Statement of PCCF Wildlife, Madhya Pradesh

With reference to a recent report on the alleged mistreatment of elephants in Bandhavgarh National Park, many of our guests have reverted to us to have a ground report and check on the facts.

This is our version.

At no point, we intend to challenge the intention of the photographer. The objective here is to showcase the reality.

As one enters the Tala zone in Bandhavgarh National Park for the safari, on the right side is an enclosure where elephants are kept. The person who saw and photographed had no idea of the background and as we would say impressions can be deceiving, the person drew an opinion and unfortunately were not even enlightened by the accompanying guide.

Since the last one year, Bandhavgarh National Park is invaded by a big herd of wild elephants.

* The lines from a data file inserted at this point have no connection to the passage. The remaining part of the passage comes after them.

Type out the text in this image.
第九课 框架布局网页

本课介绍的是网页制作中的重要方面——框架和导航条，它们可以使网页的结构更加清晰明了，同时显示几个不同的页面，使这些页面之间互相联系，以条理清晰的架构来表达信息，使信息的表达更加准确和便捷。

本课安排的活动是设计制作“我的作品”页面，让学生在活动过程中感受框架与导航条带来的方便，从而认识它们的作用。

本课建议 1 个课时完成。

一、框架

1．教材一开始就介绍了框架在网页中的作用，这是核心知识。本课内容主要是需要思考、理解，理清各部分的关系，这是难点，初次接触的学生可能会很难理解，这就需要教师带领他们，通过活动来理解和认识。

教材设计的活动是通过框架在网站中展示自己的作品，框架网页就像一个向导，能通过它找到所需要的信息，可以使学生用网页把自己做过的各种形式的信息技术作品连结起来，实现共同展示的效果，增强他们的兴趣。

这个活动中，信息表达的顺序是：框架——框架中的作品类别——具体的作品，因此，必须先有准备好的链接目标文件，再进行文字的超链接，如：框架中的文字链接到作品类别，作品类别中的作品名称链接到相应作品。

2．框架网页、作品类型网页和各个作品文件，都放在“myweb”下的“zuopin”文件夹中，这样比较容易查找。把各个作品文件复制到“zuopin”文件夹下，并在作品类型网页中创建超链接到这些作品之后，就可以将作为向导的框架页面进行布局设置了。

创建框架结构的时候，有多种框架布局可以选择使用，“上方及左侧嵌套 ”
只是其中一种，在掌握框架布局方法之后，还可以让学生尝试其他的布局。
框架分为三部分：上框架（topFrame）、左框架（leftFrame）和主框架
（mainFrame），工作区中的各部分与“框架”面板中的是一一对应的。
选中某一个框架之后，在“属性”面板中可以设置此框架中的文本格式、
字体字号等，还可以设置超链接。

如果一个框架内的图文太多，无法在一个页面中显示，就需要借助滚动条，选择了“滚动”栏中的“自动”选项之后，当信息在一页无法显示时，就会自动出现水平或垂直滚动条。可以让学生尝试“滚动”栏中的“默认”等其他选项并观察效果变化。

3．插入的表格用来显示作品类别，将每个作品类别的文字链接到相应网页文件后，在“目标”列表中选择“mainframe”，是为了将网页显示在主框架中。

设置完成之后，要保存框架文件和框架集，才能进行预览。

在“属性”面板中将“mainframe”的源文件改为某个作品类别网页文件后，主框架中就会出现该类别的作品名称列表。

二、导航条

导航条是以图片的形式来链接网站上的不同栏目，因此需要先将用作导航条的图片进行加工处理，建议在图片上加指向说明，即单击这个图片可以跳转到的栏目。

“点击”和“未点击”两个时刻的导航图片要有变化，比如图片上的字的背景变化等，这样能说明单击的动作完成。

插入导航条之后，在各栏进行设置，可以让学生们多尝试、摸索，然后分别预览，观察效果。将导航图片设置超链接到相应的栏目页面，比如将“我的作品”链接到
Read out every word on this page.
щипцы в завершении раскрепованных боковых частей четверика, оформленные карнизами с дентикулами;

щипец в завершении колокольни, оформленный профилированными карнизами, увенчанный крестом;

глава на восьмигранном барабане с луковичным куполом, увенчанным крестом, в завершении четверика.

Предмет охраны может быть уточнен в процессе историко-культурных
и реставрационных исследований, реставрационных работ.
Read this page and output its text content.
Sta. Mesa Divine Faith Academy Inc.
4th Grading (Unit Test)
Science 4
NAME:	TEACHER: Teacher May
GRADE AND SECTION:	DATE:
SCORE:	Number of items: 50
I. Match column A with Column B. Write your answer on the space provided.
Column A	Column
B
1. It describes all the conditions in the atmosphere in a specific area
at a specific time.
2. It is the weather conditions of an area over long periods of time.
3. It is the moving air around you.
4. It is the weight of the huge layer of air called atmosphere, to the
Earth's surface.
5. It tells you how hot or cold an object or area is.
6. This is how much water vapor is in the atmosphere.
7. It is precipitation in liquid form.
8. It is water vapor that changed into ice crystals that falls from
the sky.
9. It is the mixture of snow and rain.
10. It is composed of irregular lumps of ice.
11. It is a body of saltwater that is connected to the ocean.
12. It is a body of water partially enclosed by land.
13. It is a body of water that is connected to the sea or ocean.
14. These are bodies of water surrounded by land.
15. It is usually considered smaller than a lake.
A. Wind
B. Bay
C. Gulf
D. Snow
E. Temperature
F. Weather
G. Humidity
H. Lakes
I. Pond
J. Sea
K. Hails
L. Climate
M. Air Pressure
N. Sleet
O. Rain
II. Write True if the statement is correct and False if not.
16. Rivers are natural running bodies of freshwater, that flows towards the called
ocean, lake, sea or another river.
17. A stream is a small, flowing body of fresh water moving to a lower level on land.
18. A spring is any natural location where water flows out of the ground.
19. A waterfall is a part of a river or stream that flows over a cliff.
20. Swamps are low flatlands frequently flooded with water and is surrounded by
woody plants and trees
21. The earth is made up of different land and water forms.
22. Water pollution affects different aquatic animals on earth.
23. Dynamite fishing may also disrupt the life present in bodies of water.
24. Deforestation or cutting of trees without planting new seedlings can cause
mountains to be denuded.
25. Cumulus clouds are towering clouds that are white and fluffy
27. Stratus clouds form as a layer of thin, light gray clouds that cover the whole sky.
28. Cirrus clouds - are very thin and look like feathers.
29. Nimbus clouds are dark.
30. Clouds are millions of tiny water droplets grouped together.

Now, we all know that Madhya Pradesh is not a primary habitat of elephants and these pachyderms have ventured from the state of Chattisgarh and reached Bandhavgarh National Park via Sidhi.

Initially, the forest department attempted to stop this journey at Sidhi & return them back, succeed initially but over a period of time, the elephants entered the forests of Bandhavgarh National Park. This particular elephant was tranquilized and captured from an area where he had trampled and killed four villagers who were the sole bread earners of the family. The revengeful villagers were persuaded not to act and the elephant was captured alive by the forest department.

There are certain guidelines by the government where any animal, if has killed humans, should not be released in the wild and has to spend his life in a protected area. Adhering to this, the elephant was brought to Bandhavgarh National Park and is being trained to be of immense use in saving the forests in which he has lived.

Elephant patrolling through the dense Indian rainforest jungles is essential for conservation and in the fight against poachers.

No training is easy, be it humans or animals. Any such training can be heart wrenching but one thing which is wrong in that statement is that the elephant is being trained for tourism. In the National Parks of Madhya Pradesh, the primary responsibility of a trained elephant is patrolling in the deep forest where it is not possible to go by foot. The forests of Madhya Pradesh are basically moist deciduous, extremely dense in nature and cannot be patrolled only by vehicles or food. Elephants can venture into the deep forest safely where it is practically impossible to reach by a vehicle or by foot. Because of these trained elephants, the forest department can patrol inaccessible areas which is a huge deterrent for poachers. India is a country of 1.3 billion people, with 467 people living per km²,compared this to China which is just 145, USA is 35 and Russia is only 24.The cattle population in India is about 225 per km² .

This cumulates to an immense pressure on the forests in India, and still the Forest Department has managed to save it’s rich natural heritage. India still has the largest mammal on planet which is not endangered, still have Tigers which are the largest predators on earth,the numbers steadily growing  and uncounted Leopards, Snow Leopards & a healthy Rhino population. And all this is due to the hard work of the Forest Department, acceptability by the local community and adaptability of the wildlife. India’s wildlife numbers are growing. India is home to over 200 endangered species, no big mammal has been lost in last 50 years, unlike other countries where forests and wildlife has got decimated.

Apologies if this seems emotional, but someone comes and sees something and without understanding the truth starts to spread news is not fair. Our Forest department has taken very serious note of this & the highest authority ( PCCF Wildlife, Government of  Madhya Pradesh ) has made a statement too ( attached ).. One cannot see one incident in isolation, one has to see the bigger picture.

As a company, we do not promote elephant rides & we condemn acts like elephant rides in Amer Fort ( Rajasthan, India ) on hard stones ferrying tourists.